Nicoll Highway — an Under-Designed Deep Excavation and a 2004 Collapse That Killed 4
At about 15:30 on 20 April 2004, a 33-metre-deep braced excavation for Singapore’s Circle Line MRT, dug through soft marine clay beside the Nicoll Highway near Merdeka Bridge, collapsed inward without warning, killing four workers and injuring three. Over roughly ten minutes the temporary retaining walls buckled, a 100-metre stretch of the six-lane highway dropped into a crater some 30 metres deep and more than 100 metres across, and gas mains, water lines and the partly built tunnel structure were destroyed. The collapse was not an act of nature. The Committee of Inquiry traced it to two compounding design errors made by the contractor’s engineers — a geotechnical analysis that overestimated the clay’s strength, and a steel waler connection detailed at a fraction of its required capacity.

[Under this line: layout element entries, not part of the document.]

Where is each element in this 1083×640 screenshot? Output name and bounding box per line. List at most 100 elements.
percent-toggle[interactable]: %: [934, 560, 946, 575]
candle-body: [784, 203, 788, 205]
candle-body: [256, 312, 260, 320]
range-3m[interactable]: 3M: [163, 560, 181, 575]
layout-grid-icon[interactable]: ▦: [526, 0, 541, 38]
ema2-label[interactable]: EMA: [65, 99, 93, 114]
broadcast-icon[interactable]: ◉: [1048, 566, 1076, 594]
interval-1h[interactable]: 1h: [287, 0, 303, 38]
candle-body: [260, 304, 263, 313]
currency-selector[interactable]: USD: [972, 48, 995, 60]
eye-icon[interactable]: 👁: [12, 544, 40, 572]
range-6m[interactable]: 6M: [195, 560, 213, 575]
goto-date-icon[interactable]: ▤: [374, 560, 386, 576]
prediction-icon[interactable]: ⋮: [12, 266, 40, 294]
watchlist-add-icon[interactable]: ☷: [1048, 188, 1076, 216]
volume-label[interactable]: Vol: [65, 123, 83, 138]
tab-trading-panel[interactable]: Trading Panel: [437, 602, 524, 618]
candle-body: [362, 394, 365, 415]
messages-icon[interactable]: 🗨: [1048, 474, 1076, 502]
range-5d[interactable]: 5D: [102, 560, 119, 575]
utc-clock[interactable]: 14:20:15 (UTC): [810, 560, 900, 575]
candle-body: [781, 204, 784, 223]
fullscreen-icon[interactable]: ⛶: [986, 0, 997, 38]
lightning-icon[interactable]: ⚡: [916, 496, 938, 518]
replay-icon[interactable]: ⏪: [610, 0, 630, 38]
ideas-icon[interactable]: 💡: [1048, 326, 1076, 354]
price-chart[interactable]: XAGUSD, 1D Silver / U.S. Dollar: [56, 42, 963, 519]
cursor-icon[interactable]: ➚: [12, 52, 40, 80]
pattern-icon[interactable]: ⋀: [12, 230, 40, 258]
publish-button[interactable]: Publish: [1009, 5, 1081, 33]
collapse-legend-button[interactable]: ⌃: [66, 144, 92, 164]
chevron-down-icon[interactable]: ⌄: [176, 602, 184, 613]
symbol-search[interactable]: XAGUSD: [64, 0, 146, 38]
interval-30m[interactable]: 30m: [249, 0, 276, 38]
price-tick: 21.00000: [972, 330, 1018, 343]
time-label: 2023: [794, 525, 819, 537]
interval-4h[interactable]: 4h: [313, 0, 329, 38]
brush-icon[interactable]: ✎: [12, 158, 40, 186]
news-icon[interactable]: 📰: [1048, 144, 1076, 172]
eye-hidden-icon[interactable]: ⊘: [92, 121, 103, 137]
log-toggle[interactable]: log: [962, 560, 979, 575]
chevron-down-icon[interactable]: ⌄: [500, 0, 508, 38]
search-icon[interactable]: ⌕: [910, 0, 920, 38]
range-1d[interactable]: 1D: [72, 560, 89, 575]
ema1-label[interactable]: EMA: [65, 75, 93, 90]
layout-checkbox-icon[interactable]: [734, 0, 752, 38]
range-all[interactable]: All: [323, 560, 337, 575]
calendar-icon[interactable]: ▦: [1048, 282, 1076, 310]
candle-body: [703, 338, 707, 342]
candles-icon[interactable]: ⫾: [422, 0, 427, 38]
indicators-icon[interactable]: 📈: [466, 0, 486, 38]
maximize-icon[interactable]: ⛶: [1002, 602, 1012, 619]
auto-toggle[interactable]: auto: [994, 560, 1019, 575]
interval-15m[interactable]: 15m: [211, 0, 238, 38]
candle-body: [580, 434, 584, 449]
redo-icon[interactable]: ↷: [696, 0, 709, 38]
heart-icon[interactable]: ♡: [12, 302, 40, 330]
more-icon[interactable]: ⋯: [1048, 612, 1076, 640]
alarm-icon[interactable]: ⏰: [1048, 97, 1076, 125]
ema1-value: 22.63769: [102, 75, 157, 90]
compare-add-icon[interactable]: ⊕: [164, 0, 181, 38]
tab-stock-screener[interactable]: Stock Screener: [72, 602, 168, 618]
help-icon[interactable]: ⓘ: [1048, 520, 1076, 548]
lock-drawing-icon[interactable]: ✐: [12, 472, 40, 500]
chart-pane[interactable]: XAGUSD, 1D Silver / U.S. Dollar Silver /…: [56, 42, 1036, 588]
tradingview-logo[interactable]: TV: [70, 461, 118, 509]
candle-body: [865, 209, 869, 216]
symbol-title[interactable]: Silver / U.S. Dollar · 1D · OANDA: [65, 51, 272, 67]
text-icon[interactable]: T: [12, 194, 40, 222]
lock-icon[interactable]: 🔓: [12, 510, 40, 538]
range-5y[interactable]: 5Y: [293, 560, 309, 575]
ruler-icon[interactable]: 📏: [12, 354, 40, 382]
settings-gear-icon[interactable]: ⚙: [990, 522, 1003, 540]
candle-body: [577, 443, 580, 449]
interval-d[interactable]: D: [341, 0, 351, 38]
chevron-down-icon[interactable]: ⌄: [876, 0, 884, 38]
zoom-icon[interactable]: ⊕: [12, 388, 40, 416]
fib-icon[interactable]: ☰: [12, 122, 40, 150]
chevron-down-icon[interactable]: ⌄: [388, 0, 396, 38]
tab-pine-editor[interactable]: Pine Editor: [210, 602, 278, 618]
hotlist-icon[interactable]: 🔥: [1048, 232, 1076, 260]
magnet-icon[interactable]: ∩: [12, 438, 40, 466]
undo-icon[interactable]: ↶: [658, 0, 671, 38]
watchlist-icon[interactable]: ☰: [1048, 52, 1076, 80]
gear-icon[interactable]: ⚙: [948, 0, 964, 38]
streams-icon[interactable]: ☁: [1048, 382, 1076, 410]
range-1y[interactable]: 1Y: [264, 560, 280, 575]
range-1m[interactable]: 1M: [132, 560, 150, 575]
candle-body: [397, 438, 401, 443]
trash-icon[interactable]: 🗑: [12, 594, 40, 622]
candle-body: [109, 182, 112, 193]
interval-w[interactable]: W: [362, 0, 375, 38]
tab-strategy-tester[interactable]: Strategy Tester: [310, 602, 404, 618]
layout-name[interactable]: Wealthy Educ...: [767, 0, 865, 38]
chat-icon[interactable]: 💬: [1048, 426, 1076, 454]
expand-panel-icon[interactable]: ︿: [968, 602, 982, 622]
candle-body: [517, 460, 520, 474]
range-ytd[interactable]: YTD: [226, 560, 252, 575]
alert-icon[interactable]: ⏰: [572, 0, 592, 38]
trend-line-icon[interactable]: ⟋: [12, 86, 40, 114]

The excavation was the Tunnel Service Area cofferdam, dug between two diaphragm walls braced apart by ten levels of steel struts. The governing error was in the soil model. The designers used an effective-stress analysis — known on the project as Method A — to represent the undrained behaviour of Singapore’s soft marine clay. That method overestimated the clay’s undrained shear strength by roughly half, which in turn underestimated the bending moments and deflections the diaphragm walls would actually experience by a comparable margin. The wall was, in plain terms, designed for loads far smaller than the ones the ground would impose.
The second error sat in the connections. The horizontal waler beams that gathered the strut loads were joined to the diaphragm wall through a splay assembly stiffened by steel C-channels. The designers misread the stiff-bearing length under BS 5950 and credited the channels with an effective length factor of 0.7 where the unrestrained end conditions demanded 1.2 — leaving the connection at roughly 70 percent of the load it was assumed to carry. When the ninth-level struts took up their share of the load, the under-strength waler connections yielded, the walls deformed, the struts above were overloaded in turn, and the bracing unzipped in a progressive collapse.
The Committee of Inquiry, convened by Singapore’s Ministry of Manpower and reporting in 2005, concluded that the disaster was preventable and the product of human error and organisational failure, not unforeseeable ground. It became the canonical modern case of a deep braced excavation lost not to the soil’s caprice but to a soil-model assumption — and it permanently changed how Singapore designs, checks, monitors and supervises deep excavations.